The act of 1845 involves the admission, that cases arising on waters within the limits of the United States other than tide-waters were cases at common law, and that a jury, under the seventh amendment of the Constitution, must be preserved. It was framed on the hypothesis that Congress might increase the judicial power of the United States, so as to comprise all cases arising on, or which related to, any subject to which its legislation extended. It is apparent that this court in 1847, and afterwards in 1848, when the suits of Waring v. Clark, and the New Jersey Navigation Co. v. The Merchants' Bank, were so elaborately discussed, were wholly unconscious of the fact that this act contained a recognition of any jurisdiction in admiralty, additional to what had been previously exercised.

The only inference that can be drawn properly from the act of 1845, in my opinion, is, that Congress recognised the limit that the decisions in the earlier cases in this court had established for the admiralty and maritime jurisdiction, and its own incapacity to confer a more enlarged jurisdiction of that kind.

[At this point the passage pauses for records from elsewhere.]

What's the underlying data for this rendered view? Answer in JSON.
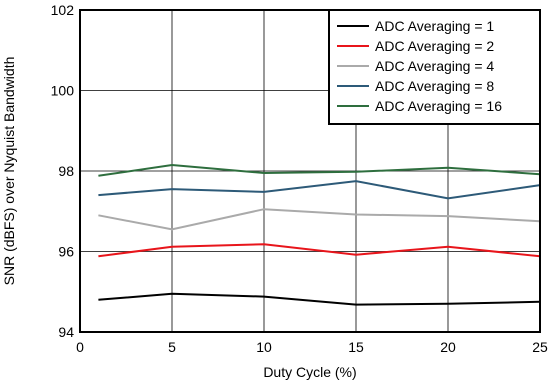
{
  "chart_data": {
    "type": "line",
    "xlabel": "Duty Cycle (%)",
    "ylabel": "SNR (dBFS) over Nyquist Bandwidth",
    "xlim": [
      0,
      25
    ],
    "ylim": [
      94,
      102
    ],
    "xticks": [
      0,
      5,
      10,
      15,
      20,
      25
    ],
    "yticks": [
      94,
      96,
      98,
      100,
      102
    ],
    "grid": true,
    "legend_position": "top-right",
    "x": [
      1,
      5,
      10,
      15,
      20,
      25
    ],
    "series": [
      {
        "name": "ADC Averaging = 1",
        "color": "#000000",
        "values": [
          94.8,
          94.95,
          94.88,
          94.68,
          94.7,
          94.75
        ]
      },
      {
        "name": "ADC Averaging = 2",
        "color": "#e8151b",
        "values": [
          95.88,
          96.12,
          96.18,
          95.92,
          96.12,
          95.88
        ]
      },
      {
        "name": "ADC Averaging = 4",
        "color": "#aaaaaa",
        "values": [
          96.9,
          96.55,
          97.05,
          96.92,
          96.88,
          96.75
        ]
      },
      {
        "name": "ADC Averaging = 8",
        "color": "#2d5a78",
        "values": [
          97.4,
          97.55,
          97.48,
          97.75,
          97.32,
          97.65
        ]
      },
      {
        "name": "ADC Averaging = 16",
        "color": "#2e6e3e",
        "values": [
          97.88,
          98.15,
          97.95,
          97.98,
          98.08,
          97.92
        ]
      }
    ]
  }
}
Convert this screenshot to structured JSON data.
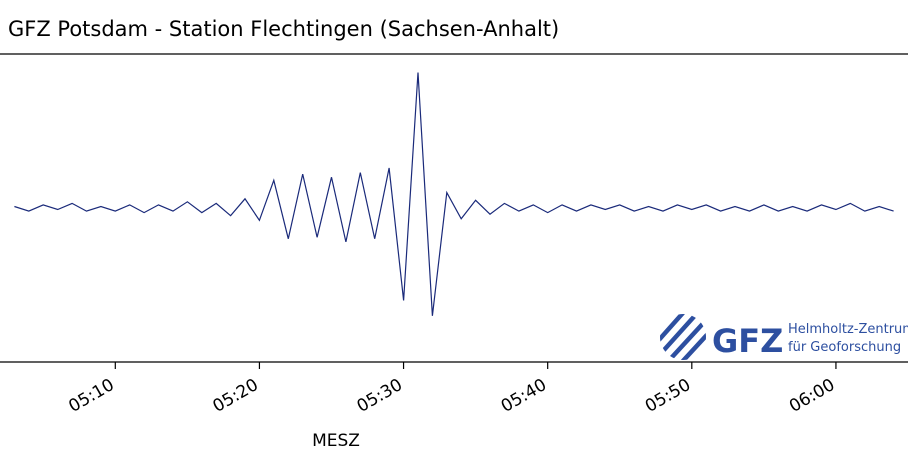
{
  "chart_data": {
    "type": "line",
    "title": "GFZ Potsdam - Station Flechtingen (Sachsen-Anhalt)",
    "x_label": "MESZ",
    "logo": {
      "mark": "GFZ",
      "line1": "Helmholtz-Zentrum",
      "line2": "für Geoforschung"
    },
    "x": [
      "05:03",
      "05:04",
      "05:05",
      "05:06",
      "05:07",
      "05:08",
      "05:09",
      "05:10",
      "05:11",
      "05:12",
      "05:13",
      "05:14",
      "05:15",
      "05:16",
      "05:17",
      "05:18",
      "05:19",
      "05:20",
      "05:21",
      "05:22",
      "05:23",
      "05:24",
      "05:25",
      "05:26",
      "05:27",
      "05:28",
      "05:29",
      "05:30",
      "05:31",
      "05:32",
      "05:33",
      "05:34",
      "05:35",
      "05:36",
      "05:37",
      "05:38",
      "05:39",
      "05:40",
      "05:41",
      "05:42",
      "05:43",
      "05:44",
      "05:45",
      "05:46",
      "05:47",
      "05:48",
      "05:49",
      "05:50",
      "05:51",
      "05:52",
      "05:53",
      "05:54",
      "05:55",
      "05:56",
      "05:57",
      "05:58",
      "05:59",
      "06:00",
      "06:01",
      "06:02",
      "06:03",
      "06:04"
    ],
    "series": [
      {
        "color": "#1a2a7a",
        "values": [
          0.01,
          -0.02,
          0.02,
          -0.01,
          0.03,
          -0.02,
          0.01,
          -0.02,
          0.02,
          -0.03,
          0.02,
          -0.02,
          0.04,
          -0.03,
          0.03,
          -0.05,
          0.06,
          -0.08,
          0.18,
          -0.2,
          0.22,
          -0.19,
          0.2,
          -0.22,
          0.23,
          -0.2,
          0.26,
          -0.6,
          0.88,
          -0.7,
          0.1,
          -0.07,
          0.05,
          -0.04,
          0.03,
          -0.02,
          0.02,
          -0.03,
          0.02,
          -0.02,
          0.02,
          -0.01,
          0.02,
          -0.02,
          0.01,
          -0.02,
          0.02,
          -0.01,
          0.02,
          -0.02,
          0.01,
          -0.02,
          0.02,
          -0.02,
          0.01,
          -0.02,
          0.02,
          -0.01,
          0.03,
          -0.02,
          0.01,
          -0.02
        ]
      }
    ],
    "xlim": [
      "05:02",
      "06:05"
    ],
    "ylim": [
      -1,
      1
    ],
    "xticks": [
      "05:10",
      "05:20",
      "05:30",
      "05:40",
      "05:50",
      "06:00"
    ]
  }
}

I have performed my duty, in my opinion, in expressing at large my convictions on the subject of the powers of the courts of the United States under the clause of the Constitution I have considered.

There have been cases, since I came into this court, involving the jurisdiction of the court on the seas and their tide-waters, the lakes, and the Mississippi river. I have applied the law as settled in previous decisions, in deference to the principle of stare decisis, without opposing any objection — though in a portion of those decisions the reasons of the court did not satisfy my own judgment. I consider that the present case carries the jurisdiction to an incalculable extent beyond any other, and all others, that have heretofore been pronounced, *343 and that it must create a revolution in the admiralty administration of the courts of the United States; that the change will produce heart-burning and discontent, and involve collisions with State Legislatures and State jurisdictions. And, finally, it is a violation of the rights reserved in the Constitution of the United States to the States and the people.